Au total, la crise aura coûté plus de 10 milliards d’euros à la compagnie franco-néerlandaise. Pour la sauver, les Etats mettent la main à la poche avec deux prêts d’un montant total de 7 milliards d’euros pour Air France, auxquels viennent s’ajouter 3,4 milliards de prêts et d’aides versés par les Pays-Bas pour maintenir KLM à flot. « Aujourd’hui, nous avons remboursé toutes nos dettes, aides d’Etat directes et indirectes et avec plusieurs centaines de millions d’euros d’intérêt », se flatte Mme Rigail. Il n’empêche, « depuis 2008, un bon tiers des salariés sont partis. Aujourd’hui, nous sommes à peine 40 000 contre environ 72 000 en 2008 », n’oublie pas le patron de la CGT d’Air France, Laurent Dahyot. Depuis 2021, « nous avons recommencé à embaucher », précise la directrice générale. En 2023, ajoute-t-elle, 500 pilotes seront recrutés de même que 300 hôtesses et stewards.

Requinquée, ayant récupéré 95 % de son activité de 2019, Air France est prête à prendre toute sa part à la consolidation du transport aérien. Les grandes manœuvres ont déjà débuté. Mardi 3 octobre, Air France-KLM a annoncé vouloir acquérir jusqu’à 19,9 % de la compagnie scandinave SAS. Elle lorgne déjà d’autres compagnies comme la portugaise TAP. La rumeur a même un temps circulé qu’EasyJet pourrait faire l’objet de convoitises. Mais il ne faudrait pas que la situation économique se retourne à nouveau. Comme le dit M. Grain : « Dans le transport aérien, rien n’est jamais certain ! »

InfoPilote

Le 7 octobre, Air France a célébré son 90e anniversaire. Rappelons que la compagnie nationale est née en 1933 après la décision du Parlement français de fusionner 4 compagnies aériennes fragilisées par la crise économique de 1929 : Air Orient, Air Union, les lignes Farman et la Compagnie internationale de navigation aérienne (CIDNA).
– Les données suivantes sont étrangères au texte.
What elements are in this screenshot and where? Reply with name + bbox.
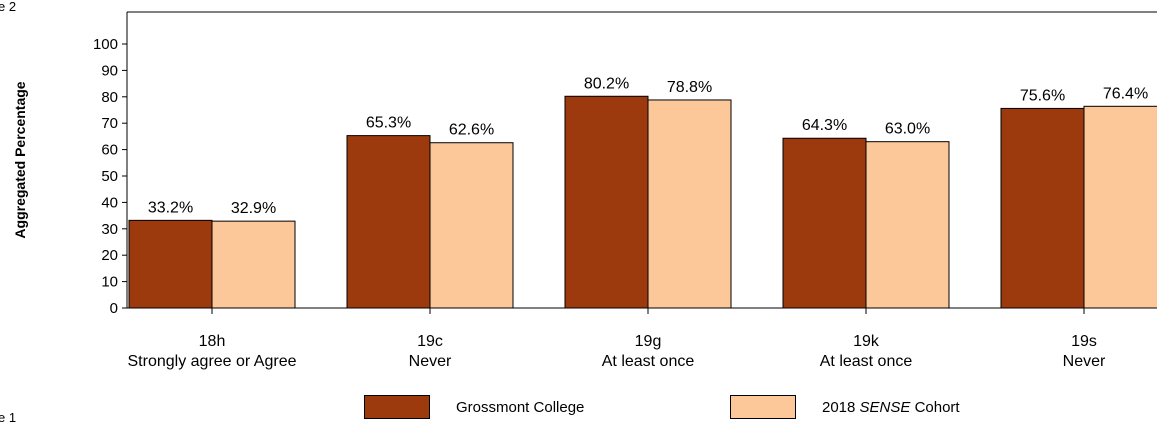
x-tick-label-code: 19s xyxy=(1071,333,1097,350)
x-tick-label-response: Strongly agree or Agree xyxy=(128,353,297,370)
y-tick-label: 10 xyxy=(101,274,118,291)
chart-x-tick-labels: 18h Strongly agree or Agree 19c Never 19g At … xyxy=(128,333,1107,370)
x-tick-label-response: At least once xyxy=(602,353,695,370)
legend-item-sense-cohort: 2018 SENSE Cohort xyxy=(730,394,960,420)
y-tick-label: 80 xyxy=(101,89,118,106)
y-tick-label: 100 xyxy=(93,36,118,53)
bar-sense-cohort xyxy=(865,141,950,309)
legend-label-prefix: 2018 xyxy=(822,398,860,416)
legend-label-grossmont: Grossmont College xyxy=(456,398,585,416)
x-tick-label-code: 19k xyxy=(853,333,880,350)
bar-grossmont xyxy=(782,137,867,309)
bar-sense-cohort xyxy=(429,142,514,309)
bar-grossmont xyxy=(128,219,213,309)
y-tick-label: 0 xyxy=(110,300,118,317)
y-tick-label: 20 xyxy=(101,247,118,264)
x-tick-label-code: 18h xyxy=(199,333,226,350)
bar-sense-cohort xyxy=(1083,105,1157,309)
data-label: 80.2% xyxy=(584,75,629,92)
y-tick-label: 40 xyxy=(101,194,118,211)
data-label: 65.3% xyxy=(366,115,411,132)
bar-grossmont xyxy=(1000,107,1085,309)
chart-data-labels: 33.2% 32.9% 65.3% 62.6% 80.2% 78.8% 64.3% 63.0%… xyxy=(148,75,1148,217)
data-label: 76.4% xyxy=(1103,85,1148,102)
data-label: 62.6% xyxy=(449,122,494,139)
bar-sense-cohort xyxy=(211,220,296,309)
y-tick-label: 60 xyxy=(101,142,118,159)
x-tick-label-response: Never xyxy=(1063,353,1106,370)
data-label: 75.6% xyxy=(1020,87,1065,104)
data-label: 64.3% xyxy=(802,117,847,134)
legend-label-italic: SENSE xyxy=(859,398,911,416)
chart-bars xyxy=(128,95,1157,309)
y-axis-title: Aggregated Percentage xyxy=(12,81,28,238)
x-tick-label-response: Never xyxy=(409,353,452,370)
bar-grossmont xyxy=(564,95,649,309)
data-label: 63.0% xyxy=(885,121,930,138)
legend-label-suffix: Cohort xyxy=(910,398,960,416)
legend-swatch-grossmont xyxy=(364,395,430,419)
page-fragment-top: e 2 xyxy=(0,0,17,14)
y-tick-label: 30 xyxy=(101,221,118,238)
page-fragment-bottom: e 1 xyxy=(0,410,17,425)
bar-sense-cohort xyxy=(647,99,732,309)
legend-swatch-sense-cohort xyxy=(730,395,796,419)
chart-axes: 0 10 20 30 40 50 60 70 80 90 100 xyxy=(93,11,1157,317)
legend-label-sense-cohort: 2018 SENSE Cohort xyxy=(822,399,960,416)
x-tick-label-code: 19g xyxy=(635,333,662,350)
x-tick-label-code: 19c xyxy=(417,333,443,350)
bar-grossmont xyxy=(346,135,431,309)
y-tick-label: 90 xyxy=(101,62,118,79)
legend-item-grossmont: Grossmont College xyxy=(364,394,584,420)
data-label: 33.2% xyxy=(148,199,193,216)
data-label: 78.8% xyxy=(667,79,712,96)
x-tick-label-response: At least once xyxy=(820,353,913,370)
y-tick-label: 50 xyxy=(101,168,118,185)
y-tick-label: 70 xyxy=(101,115,118,132)
data-label: 32.9% xyxy=(231,200,276,217)
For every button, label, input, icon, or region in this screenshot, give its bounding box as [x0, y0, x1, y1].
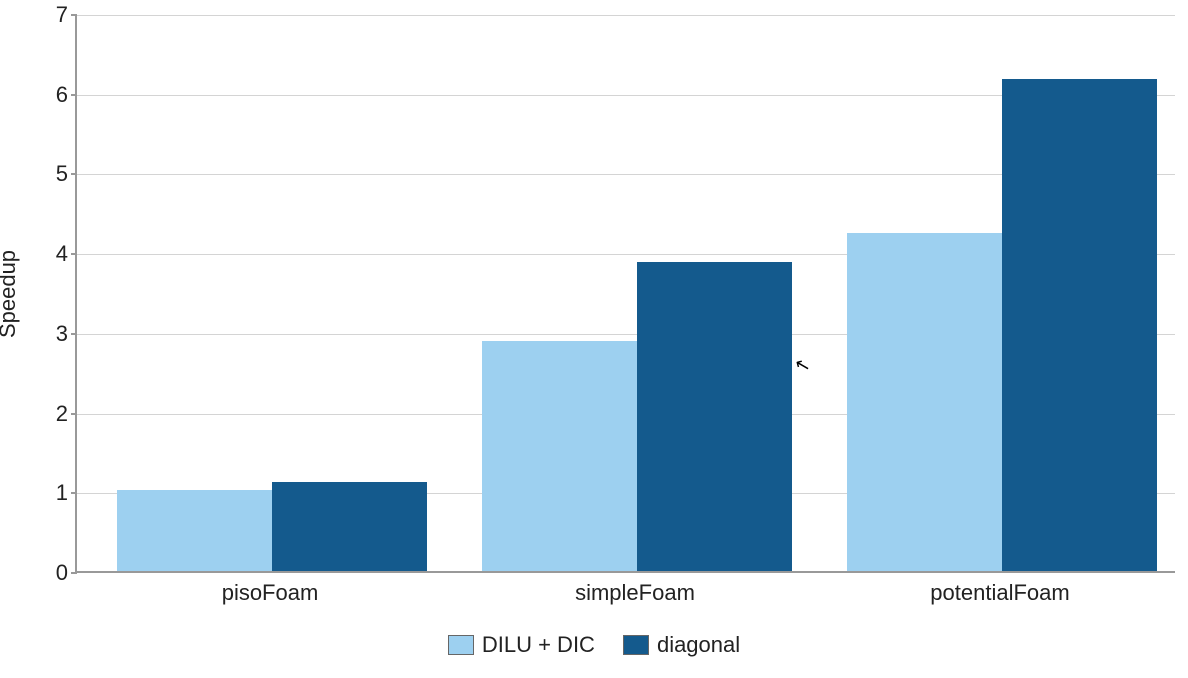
y-tick-mark	[71, 94, 77, 96]
legend-label: DILU + DIC	[482, 632, 595, 658]
y-tick-mark	[71, 333, 77, 335]
y-tick-label: 7	[8, 2, 68, 28]
legend-label: diagonal	[657, 632, 740, 658]
y-tick-label: 6	[8, 82, 68, 108]
bar-simpleFoam-diagonal	[637, 262, 792, 571]
bar-pisoFoam-diagonal	[272, 482, 427, 571]
y-tick-label: 3	[8, 321, 68, 347]
bar-potentialFoam-DILU-+-DIC	[847, 233, 1002, 571]
y-tick-mark	[71, 413, 77, 415]
legend: DILU + DIC diagonal	[0, 632, 1188, 660]
x-tick-label: pisoFoam	[222, 580, 319, 606]
legend-item: DILU + DIC	[448, 632, 595, 658]
x-tick-label: potentialFoam	[930, 580, 1069, 606]
y-tick-label: 4	[8, 241, 68, 267]
speedup-bar-chart: Speedup 01234567 pisoFoamsimpleFoampoten…	[0, 0, 1188, 678]
x-tick-label: simpleFoam	[575, 580, 695, 606]
bar-simpleFoam-DILU-+-DIC	[482, 341, 637, 571]
y-tick-mark	[71, 173, 77, 175]
legend-swatch	[448, 635, 474, 655]
y-tick-label: 5	[8, 161, 68, 187]
y-tick-label: 2	[8, 401, 68, 427]
y-tick-mark	[71, 572, 77, 574]
bar-pisoFoam-DILU-+-DIC	[117, 490, 272, 571]
legend-item: diagonal	[623, 632, 740, 658]
y-tick-mark	[71, 253, 77, 255]
legend-swatch	[623, 635, 649, 655]
bar-potentialFoam-diagonal	[1002, 79, 1157, 571]
y-tick-label: 1	[8, 480, 68, 506]
y-tick-mark	[71, 492, 77, 494]
gridline	[77, 15, 1175, 16]
y-tick-label: 0	[8, 560, 68, 586]
plot-area	[75, 15, 1175, 573]
y-tick-mark	[71, 14, 77, 16]
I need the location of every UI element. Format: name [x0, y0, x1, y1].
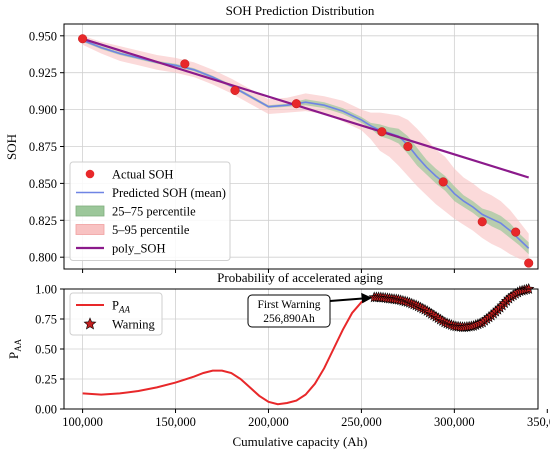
soh-actual-point: [511, 227, 521, 237]
soh-ytick-label: 0.800: [29, 251, 57, 265]
paa-legend-label: PAA: [112, 299, 130, 315]
soh-ytick-label: 0.825: [29, 214, 57, 228]
paa-xtick-label: 350,000: [527, 415, 550, 429]
soh-ylabel: SOH: [4, 134, 19, 160]
paa-y-ticks: 0.00 0.25 0.50 0.75 1.00: [35, 283, 64, 417]
paa-xtick-label: 250,000: [341, 415, 382, 429]
legend-key-patch: [75, 205, 105, 217]
soh-panel: SOH Prediction Distribution SOH 0.8000.8…: [4, 3, 539, 273]
soh-ytick-label: 0.950: [29, 29, 57, 43]
paa-legend-label: Warning: [112, 318, 155, 332]
paa-legend-label-main: P: [112, 299, 119, 313]
legend-key-patch: [75, 224, 105, 235]
paa-ytick-label: 0.25: [35, 373, 57, 387]
soh-actual-point: [377, 127, 387, 137]
soh-actual-point: [438, 177, 448, 187]
first-warning-annotation: First Warning 256,890Ah: [247, 292, 373, 328]
annotation-line1: First Warning: [257, 299, 320, 311]
soh-actual-point: [180, 59, 190, 69]
annotation-box: [247, 294, 331, 328]
paa-ylabel: PAA: [6, 338, 23, 359]
paa-title: Probability of accelerated aging: [217, 270, 383, 285]
legend-key-actual-soh: [85, 169, 95, 179]
soh-legend-label: Actual SOH: [112, 168, 173, 182]
soh-y-ticks: 0.800 0.825 0.850 0.875 0.900 0.925 0.950: [29, 29, 64, 265]
annotation-line2: 256,890Ah: [263, 313, 315, 325]
annotation-arrow-head: [361, 292, 373, 304]
paa-xtick-label: 100,000: [62, 415, 103, 429]
soh-legend-box: [69, 161, 231, 261]
soh-band-5-95: [82, 35, 529, 262]
paa-ytick-label: 1.00: [35, 283, 57, 297]
soh-actual-point: [524, 258, 534, 268]
paa-xlabel: Cumulative capacity (Ah): [232, 434, 367, 449]
paa-xtick-label: 300,000: [434, 415, 475, 429]
soh-actual-point: [230, 85, 240, 95]
paa-legend: PAA Warning: [69, 292, 163, 336]
soh-poly-line: [82, 37, 530, 179]
soh-actual-point: [403, 141, 413, 152]
soh-ytick-label: 0.900: [29, 103, 57, 117]
soh-ytick-label: 0.875: [29, 140, 57, 154]
paa-panel: Probability of accelerated aging PAA 0.0…: [6, 270, 550, 449]
paa-xtick-label: 150,000: [155, 415, 196, 429]
paa-x-ticks: 100,000 150,000 200,000 250,000 300,000 350,0…: [62, 409, 550, 429]
soh-legend-label: Predicted SOH (mean): [112, 186, 226, 200]
legend-key-warning-star: [83, 317, 97, 330]
paa-legend-label-sub: AA: [118, 305, 130, 315]
soh-ytick-label: 0.925: [29, 66, 57, 80]
soh-title: SOH Prediction Distribution: [226, 3, 375, 18]
soh-legend-label: 25–75 percentile: [112, 205, 196, 219]
paa-ylabel-main: P: [6, 352, 21, 359]
soh-legend-label: poly_SOH: [112, 242, 165, 256]
soh-legend-label: 5–95 percentile: [112, 223, 190, 237]
soh-x-ticks: [82, 269, 455, 273]
soh-actual-point: [291, 99, 301, 109]
soh-actual-point: [78, 34, 88, 44]
paa-ylabel-sub: AA: [13, 338, 23, 351]
soh-ytick-label: 0.850: [29, 177, 57, 191]
soh-actual-point: [477, 217, 487, 227]
soh-legend: Actual SOH Predicted SOH (mean) 25–75 perc…: [69, 161, 231, 261]
paa-xtick-label: 200,000: [248, 415, 289, 429]
annotation-arrow-shaft: [329, 297, 365, 302]
paa-ytick-label: 0.75: [35, 313, 57, 327]
paa-ytick-label: 0.00: [35, 403, 57, 417]
paa-ytick-label: 0.50: [35, 343, 57, 357]
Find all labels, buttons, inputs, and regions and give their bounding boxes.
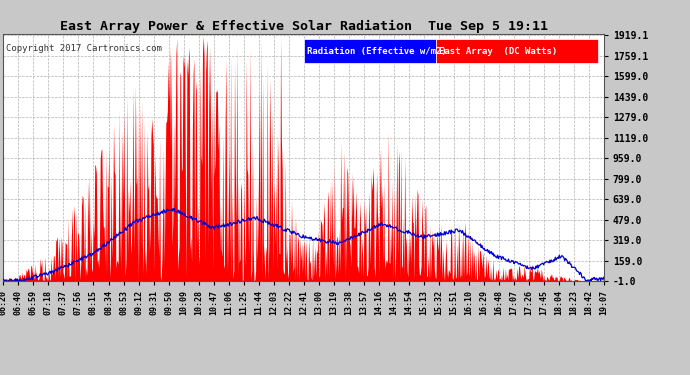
Title: East Array Power & Effective Solar Radiation  Tue Sep 5 19:11: East Array Power & Effective Solar Radia… [59, 20, 548, 33]
Text: East Array  (DC Watts): East Array (DC Watts) [439, 46, 557, 56]
Bar [435, 39, 598, 63]
Text: Radiation (Effective w/m2): Radiation (Effective w/m2) [306, 46, 446, 56]
Bar [304, 39, 435, 63]
Text: Copyright 2017 Cartronics.com: Copyright 2017 Cartronics.com [6, 44, 162, 53]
Elles formèrent d’abord la SCELA (Société centrale pour l’exploitation des lignes aériennes) qui racheta les actifs de l’Aéropostale, en dépôt de bilan depuis 1931, avant d’être rebaptisée Air France. Le 7 octobre 1933, une cérémonie organisée au Bourget officialisait la nouvelle compagnie aux 259 appareils présidée par Ernest Roume, auparavant à la tête d’Air Orient. Depuis 2018, Air France est dirigée par Anne Rigall. Elle compte 255 appareils dans sa flotte et plus de 38 000 collaborateurs dont 3 712 pilotes.